While such diagnostic tools exist, they are usually employed during the treatment stage. The current research advocates for using these tools for diagnosis as well.
The key takeaways from the research are in terms of facilitating better patient-doctor conversations. ” [L]et patients talk about how the pain keeps them from living their everyday lives, such as it hurts when I have sex, exercise, go up stairs, stand for too long, etc. Also, give keywords and/or examples to describe the pain.” These may include phrases like “it feels like someone is stabbing me” or “it feels like I’m having contractions before giving birth.” Moreover, more attention needs to be paid to patients’ requests for doctors to listen to them and ask more specific questions.

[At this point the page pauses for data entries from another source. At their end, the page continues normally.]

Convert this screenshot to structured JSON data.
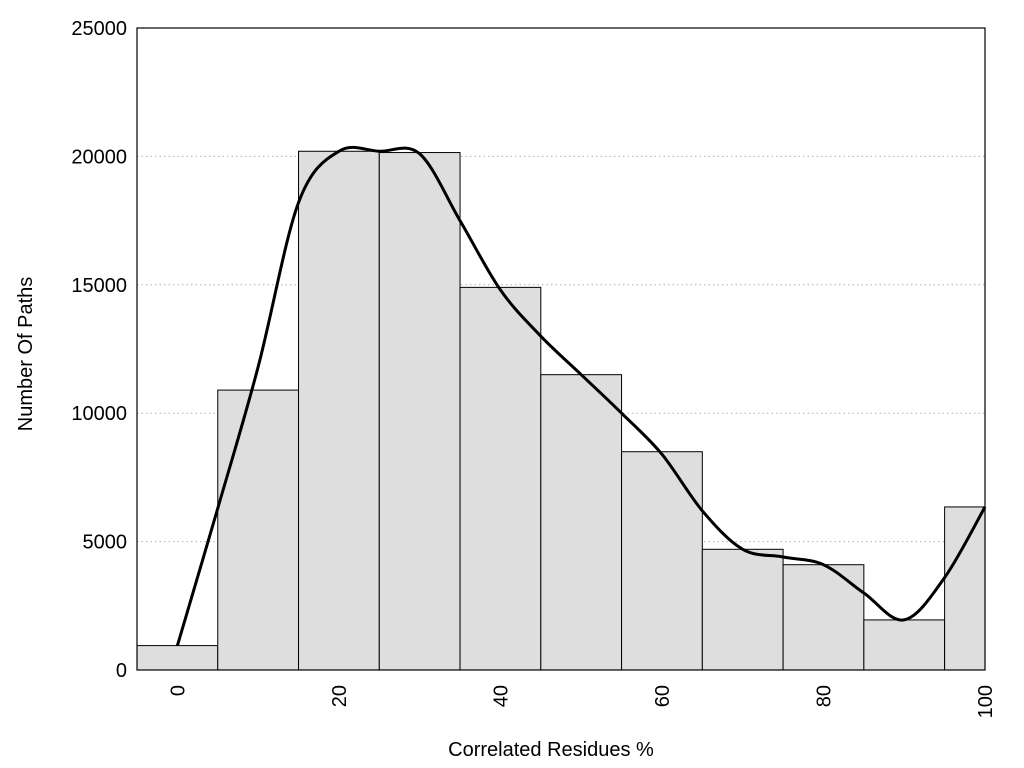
{
  "chart_data": {
    "type": "bar",
    "title": "",
    "xlabel": "Correlated Residues %",
    "ylabel": "Number Of Paths",
    "bar_width": 10,
    "x": [
      0,
      10,
      20,
      30,
      40,
      50,
      60,
      70,
      80,
      90,
      100
    ],
    "values": [
      950,
      10900,
      20200,
      20150,
      14900,
      11500,
      8500,
      4700,
      4100,
      1950,
      6350
    ],
    "xlim": [
      -5,
      100
    ],
    "ylim": [
      0,
      25000
    ],
    "xticks": [
      0,
      20,
      40,
      60,
      80,
      100
    ],
    "yticks": [
      0,
      5000,
      10000,
      15000,
      20000,
      25000
    ],
    "grid": "horizontal-dotted",
    "bar_color": "#dedede",
    "curve": {
      "type": "line",
      "color": "#000000",
      "points": [
        [
          0,
          950
        ],
        [
          5,
          6300
        ],
        [
          10,
          11800
        ],
        [
          15,
          18200
        ],
        [
          20,
          20200
        ],
        [
          25,
          20200
        ],
        [
          30,
          20100
        ],
        [
          35,
          17500
        ],
        [
          40,
          14800
        ],
        [
          45,
          13000
        ],
        [
          50,
          11500
        ],
        [
          55,
          10000
        ],
        [
          60,
          8400
        ],
        [
          65,
          6200
        ],
        [
          70,
          4700
        ],
        [
          75,
          4400
        ],
        [
          80,
          4100
        ],
        [
          85,
          3000
        ],
        [
          90,
          1950
        ],
        [
          95,
          3600
        ],
        [
          100,
          6350
        ]
      ]
    }
  }
}
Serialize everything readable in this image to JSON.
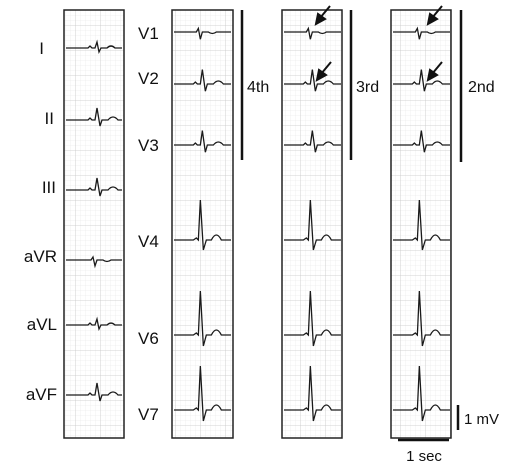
{
  "limb_panel": {
    "leads": [
      "I",
      "II",
      "III",
      "aVR",
      "aVL",
      "aVF"
    ]
  },
  "chest_panel": {
    "leads": [
      "V1",
      "V2",
      "V3",
      "V4",
      "V6",
      "V7"
    ]
  },
  "strip_panels": [
    {
      "name": "4th",
      "label": "4th",
      "arrows": false
    },
    {
      "name": "3rd",
      "label": "3rd",
      "arrows": true
    },
    {
      "name": "2nd",
      "label": "2nd",
      "arrows": true
    }
  ],
  "calibration": {
    "amplitude_label": "1 mV",
    "time_label": "1 sec"
  },
  "colors": {
    "trace": "#1a1a1a",
    "grid": "#cfcfcf",
    "panel_border": "#222222"
  }
}
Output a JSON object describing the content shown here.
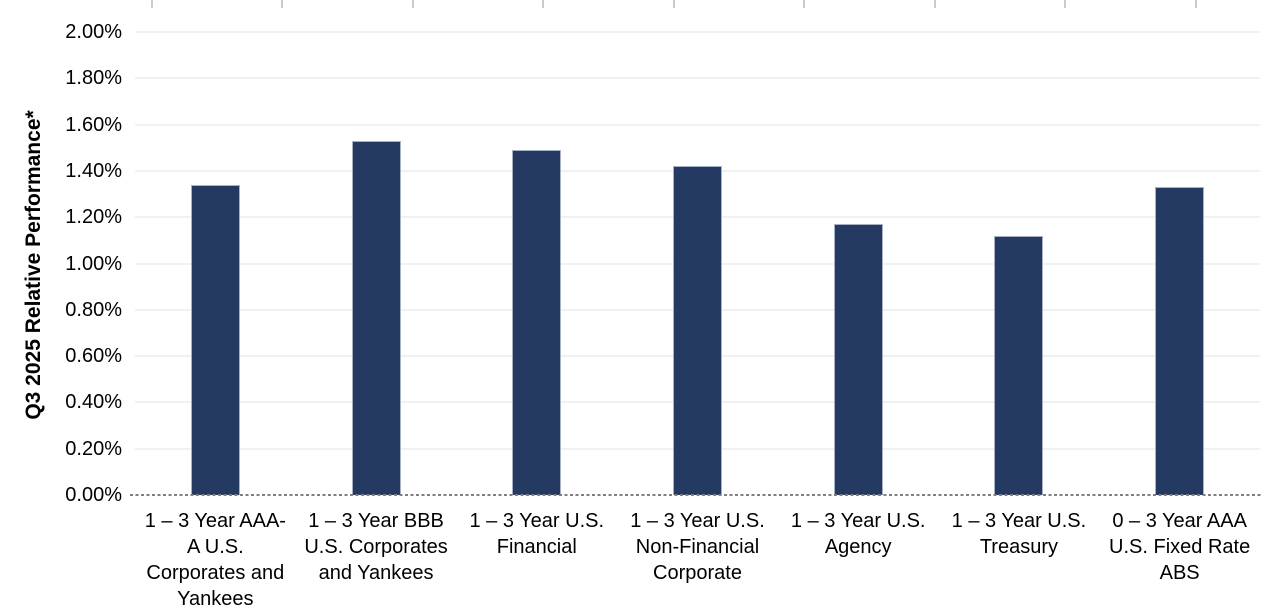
{
  "chart_data": {
    "type": "bar",
    "title": "",
    "xlabel": "",
    "ylabel": "Q3 2025 Relative Performance*",
    "categories": [
      "1 – 3 Year AAA-A U.S. Corporates and Yankees",
      "1 – 3 Year BBB U.S. Corporates and Yankees",
      "1 – 3 Year U.S. Financial",
      "1 – 3 Year U.S. Non-Financial Corporate",
      "1 – 3 Year U.S. Agency",
      "1 – 3 Year U.S. Treasury",
      "0 – 3 Year AAA U.S. Fixed Rate ABS"
    ],
    "category_display_lines": [
      "1 – 3 Year AAA-\nA U.S.\nCorporates and\nYankees",
      "1 – 3 Year BBB\nU.S. Corporates\nand Yankees",
      "1 – 3 Year U.S.\nFinancial",
      "1 – 3 Year U.S.\nNon-Financial\nCorporate",
      "1 – 3 Year U.S.\nAgency",
      "1 – 3 Year U.S.\nTreasury",
      "0 – 3 Year AAA\nU.S. Fixed Rate\nABS"
    ],
    "values": [
      1.34,
      1.53,
      1.49,
      1.42,
      1.17,
      1.12,
      1.33
    ],
    "value_unit": "%",
    "ylim": [
      0.0,
      2.0
    ],
    "ytick_step": 0.2,
    "ytick_labels": [
      "0.00%",
      "0.20%",
      "0.40%",
      "0.60%",
      "0.80%",
      "1.00%",
      "1.20%",
      "1.40%",
      "1.60%",
      "1.80%",
      "2.00%"
    ],
    "grid": "horizontal",
    "zero_line_style": "dashed",
    "legend": "none",
    "colors": {
      "bar_fill": "#253a62",
      "bar_border": "#a8b1c4",
      "gridline": "#f1f1f1",
      "zero_line": "#7f7f7f",
      "top_tick": "#cbcbcb",
      "text": "#000000",
      "background": "#ffffff"
    }
  }
}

At the heart of the matter is how we talk about pain, especially when it comes to conditions that don’t affect cisgender men. “I find docs intimidating and sometimes lose my words because they are very abrasive and harsh regarding pain,” said one participant in the study, speaking to the experience of what it feels like when there is no space — literally and figuratively — for women’s pain in society.
Previous research also showed that the effects of not receiving a diagnosis due to pain dismissal can compound the feeling of disempowerment that comes with endometriosis. Menstruation stigma and “menstrual etiquette” — or the “strategic concealment of menstrual problems” — can further prevent effective disclosure of symptoms, according to one study.
“Stop acting like the pain I’m in is normal. It’s not normal to be stuck in bed for three days,” said another participant, whose experience cuts to the core of how much pain is normalized in a medical setting, and why this needs to change now.